Green: Success (above 80%)
Orange: Room for improvement (50% - 80%)
Red: Incorrect (below 50%)

Show Emotion Module - Real-time emotion recognition with visual feedback

This visual cueing system not only reinforces positive outcomes but also encourages users to revisit previous modules for further enhancement, fostering a continuous learning loop. Throughout development, we prioritize rigorous testing and user feedback to refine the system’s accuracy and user interface.

Model Implementation

In the realm of model implementation for emotion recognition, several options stand out, each with its unique strengths and considerations.

Dataset

The image dataset used contained 28,821 Training images and 7,066 Testing images. These images are labelled as 7 emotions expressed by people including 'Surprise', 'fear', 'angry', 'neutral', 'sad', 'disgust', 'happy'. The standardized format and variety of expressions made it a valuable resource for advancing facial recognition technologies.

Models Considered

1. VGGFace

VGGFace is a model that is utilized for face recognition and is adaptable for emotion recognition tasks. It is well known for its high accuracy in recognizing facial features. Although the model is not specifically trained on children’s datasets, it can be employed for tasks involving multiple emotions, and finetuning for children is trivial. The model’s architecture, characterized by a large size, makes it suitable for capturing intricate facial expressions. If Unity Integration is required, some custom implementation based on Unity’s ML-Agents or other compatible frameworks must be used.

2. Facenet

Facenet was uniquely designed for face recognition and offers adaptability for emotion recognition through fine-tuning its last layers. Facenet achieves high accuracy with a moderately large model size. It also lacks specific training on children datasets, and custom implementation is needed for Unity integration. The number of emotions it can recognize is adaptable based on fine-tuning, making it versatile for different tasks.

Accuracy: 0.55
ROC: 0.9

3. ResNet

ResNet (specifically ResNet-50 or ResNet-101), is also a popular choice for emotion recognition.

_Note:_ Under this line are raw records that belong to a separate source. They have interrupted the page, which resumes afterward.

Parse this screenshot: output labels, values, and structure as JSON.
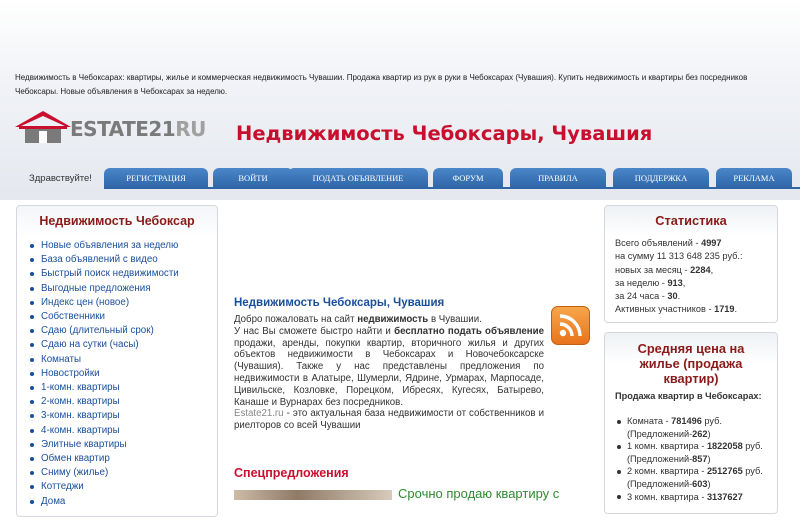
{
  "header": {
    "description": "Недвижимость в Чебоксарах: квартиры, жилье и коммерческая недвижимость Чувашии. Продажа квартир из рук в руки в Чебоксарах (Чувашия). Купить недвижимость и квартиры без посредников Чебоксары. Новые объявления в Чебоксарах за неделю.",
    "logo_main": "ESTATE21",
    "logo_suffix": "RU",
    "site_title": "Недвижимость Чебоксары, Чувашия",
    "greeting": "Здравствуйте!"
  },
  "nav": [
    "Регистрация",
    "Войти",
    "Подать объявление",
    "Форум",
    "Правила",
    "Поддержка",
    "Реклама"
  ],
  "left": {
    "title": "Недвижимость Чебоксар",
    "items": [
      "Новые объявления за неделю",
      "База объявлений с видео",
      "Быстрый поиск недвижимости",
      "Выгодные предложения",
      "Индекс цен (новое)",
      "Собственники",
      "Сдаю (длительный срок)",
      "Сдаю на сутки (часы)",
      "Комнаты",
      "Новостройки",
      "1-комн. квартиры",
      "2-комн. квартиры",
      "3-комн. квартиры",
      "4-комн. квартиры",
      "Элитные квартиры",
      "Обмен квартир",
      "Сниму (жилье)",
      "Коттеджи",
      "Дома"
    ]
  },
  "center": {
    "title": "Недвижимость Чебоксары, Чувашия",
    "p1_a": "Добро пожаловать на сайт ",
    "p1_b": "недвижимость",
    "p1_c": " в Чувашии.",
    "p2_a": "У нас Вы сможете быстро найти и ",
    "p2_b": "бесплатно подать объявление",
    "p2_c": " продажи, аренды, покупки квартир, вторичного жилья и других объектов недвижимости в Чебоксарах и Новочебоксарске (Чувашия). Также у нас представлены предложения по недвижимости в Алатыре, Шумерли, Ядрине, Урмарах, Марпосаде, Цивильске, Козловке, Порецком, Ибресях, Кугесях, Батырево, Канаше и Вурнарах без посредников.",
    "p3_a": "Estate21.ru",
    "p3_b": " - это актуальная база недвижимости от собственников и риелторов со всей Чувашии",
    "spec_title": "Спецпредложения",
    "spec_link": "Срочно продаю квартиру с"
  },
  "stats": {
    "title": "Статистика",
    "l1": "Всего объявлений - ",
    "v1": "4997",
    "l2": "на сумму 11 313 648 235 руб.:",
    "l3": "новых за месяц - ",
    "v3": "2284",
    "l4": "за неделю - ",
    "v4": "913",
    "l5": "за 24 часа - ",
    "v5": "30",
    "l6": "Активных участников - ",
    "v6": "1719"
  },
  "avg": {
    "title": "Средняя цена на жилье (продажа квартир)",
    "head": "Продажа квартир в Чебоксарах:",
    "items": [
      {
        "label": "Комната - ",
        "price": "781496",
        "offers": "262"
      },
      {
        "label": "1 комн. квартира - ",
        "price": "1822058",
        "offers": "857"
      },
      {
        "label": "2 комн. квартира - ",
        "price": "2512765",
        "offers": "603"
      },
      {
        "label": "3 комн. квартира - ",
        "price": "3137627",
        "offers": ""
      }
    ],
    "rub": " руб.",
    "offers_label": "(Предложений-"
  },
  "colors": {
    "title_red": "#c8102e",
    "link_blue": "#1a4f9c",
    "nav_blue": "#2f66a8",
    "heading_darkred": "#8b1a1a",
    "special_green": "#2e8b2e"
  }
}
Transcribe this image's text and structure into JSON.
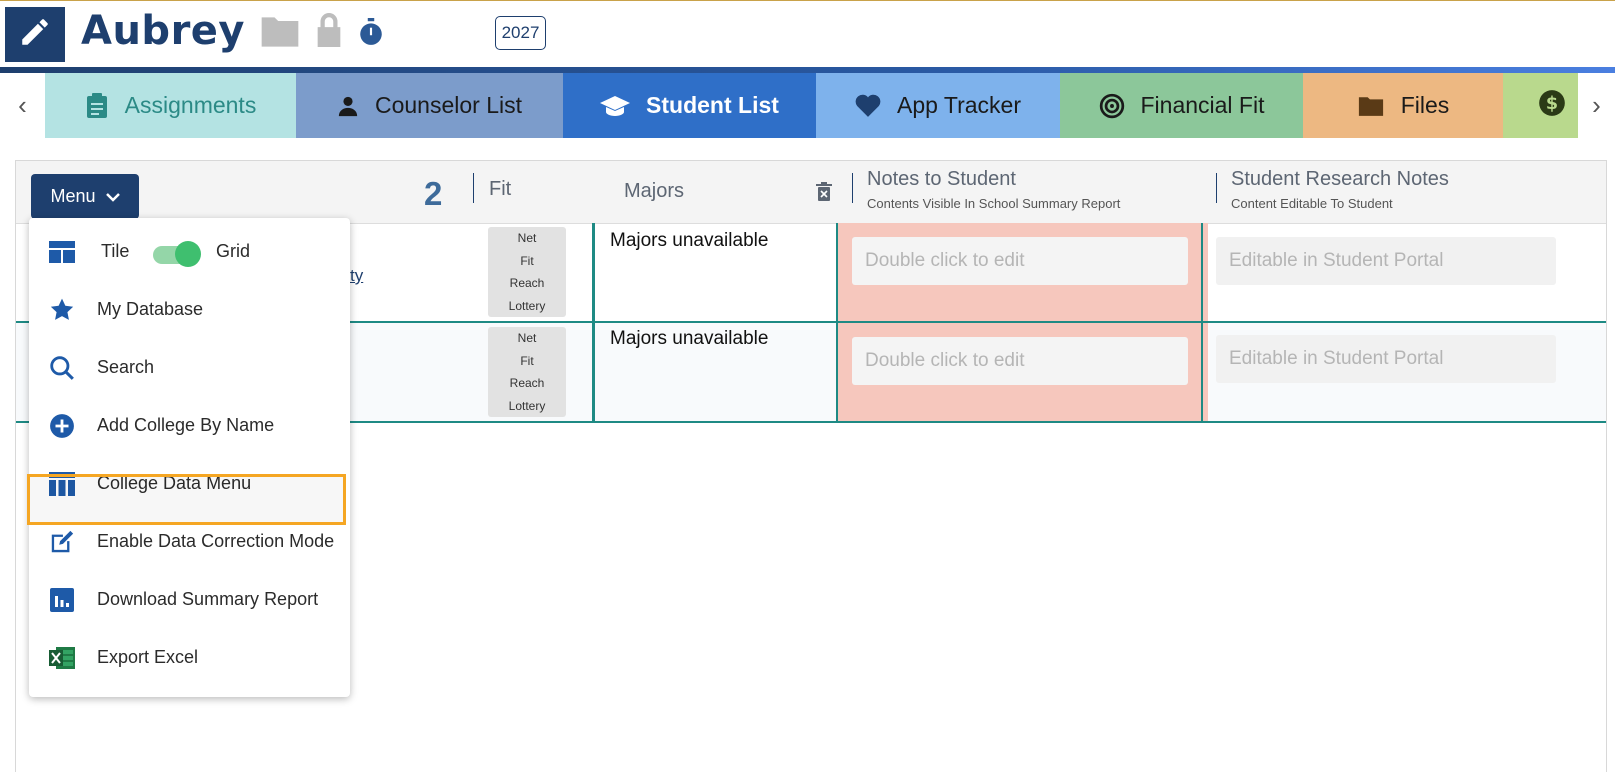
{
  "header": {
    "student_name": "Aubrey",
    "year": "2027",
    "icons": [
      "pencil-icon",
      "folder-icon",
      "lock-icon",
      "stopwatch-icon"
    ]
  },
  "tabs": [
    {
      "label": "Assignments",
      "icon": "clipboard-icon",
      "bg": "#b4e3e3",
      "fg": "#2b8a86"
    },
    {
      "label": "Counselor List",
      "icon": "person-icon",
      "bg": "#7c9ccb",
      "fg": "#1a1a1a"
    },
    {
      "label": "Student List",
      "icon": "graduation-cap-icon",
      "bg": "#2f6fc8",
      "fg": "#ffffff",
      "active": true
    },
    {
      "label": "App Tracker",
      "icon": "heart-icon",
      "bg": "#7eb2ec",
      "fg": "#1a1a1a"
    },
    {
      "label": "Financial Fit",
      "icon": "target-icon",
      "bg": "#8cc79a",
      "fg": "#1a1a1a"
    },
    {
      "label": "Files",
      "icon": "folder-icon",
      "bg": "#edb882",
      "fg": "#1a1a1a"
    },
    {
      "label": "",
      "icon": "dollar-icon",
      "bg": "#b9d98d",
      "fg": "#1a1a1a"
    }
  ],
  "toolbar": {
    "menu_label": "Menu",
    "count": "2"
  },
  "table": {
    "headers": {
      "fit": "Fit",
      "majors": "Majors",
      "notes": "Notes to Student",
      "notes_sub": "Contents Visible In School Summary Report",
      "research": "Student Research Notes",
      "research_sub": "Content Editable To Student"
    },
    "fit_options": [
      "Net",
      "Fit",
      "Reach",
      "Lottery"
    ],
    "rows": [
      {
        "college_fragment": "ty",
        "majors": "Majors unavailable",
        "notes_placeholder": "Double click to edit",
        "research_placeholder": "Editable in Student Portal"
      },
      {
        "college_fragment": "",
        "majors": "Majors unavailable",
        "notes_placeholder": "Double click to edit",
        "research_placeholder": "Editable in Student Portal"
      }
    ]
  },
  "menu": {
    "view_toggle": {
      "left": "Tile",
      "right": "Grid",
      "state": "Grid"
    },
    "items": [
      {
        "label": "My Database",
        "icon": "star-icon"
      },
      {
        "label": "Search",
        "icon": "search-icon"
      },
      {
        "label": "Add College By Name",
        "icon": "plus-circle-icon"
      },
      {
        "label": "College Data Menu",
        "icon": "table-icon",
        "highlighted": true
      },
      {
        "label": "Enable Data Correction Mode",
        "icon": "edit-square-icon"
      },
      {
        "label": "Download Summary Report",
        "icon": "bar-chart-icon"
      },
      {
        "label": "Export Excel",
        "icon": "excel-icon"
      }
    ]
  },
  "colors": {
    "navy": "#1e3f6e",
    "teal": "#1e8a84",
    "highlight": "#f5a623",
    "notes_bg": "#f6c7bd",
    "toggle": "#3fbf6f"
  }
}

It can be fine-tuned to adapt to specific emotion recognition tasks just like facenet. It has a large model size and high accuracy. Furthermore, ResNet requires custom implementation for Unity integration. While not specifically trained on children’s datasets, it is nonetheless easily adapted and therefore suitable for our purpose.

Accuracy: 0.64
ROC: 0.95

Model Comparison & Selection

Based on the above metrics, ResNet outperforms both VGGFace and Facenet in terms of the accuracy and ROC score. This is an indication of better performance in identifying the correct emotion. Facenet performs better than VGGFace but still lags behind Resnet. Thus we choose Resnet to be used for the emotion expression module.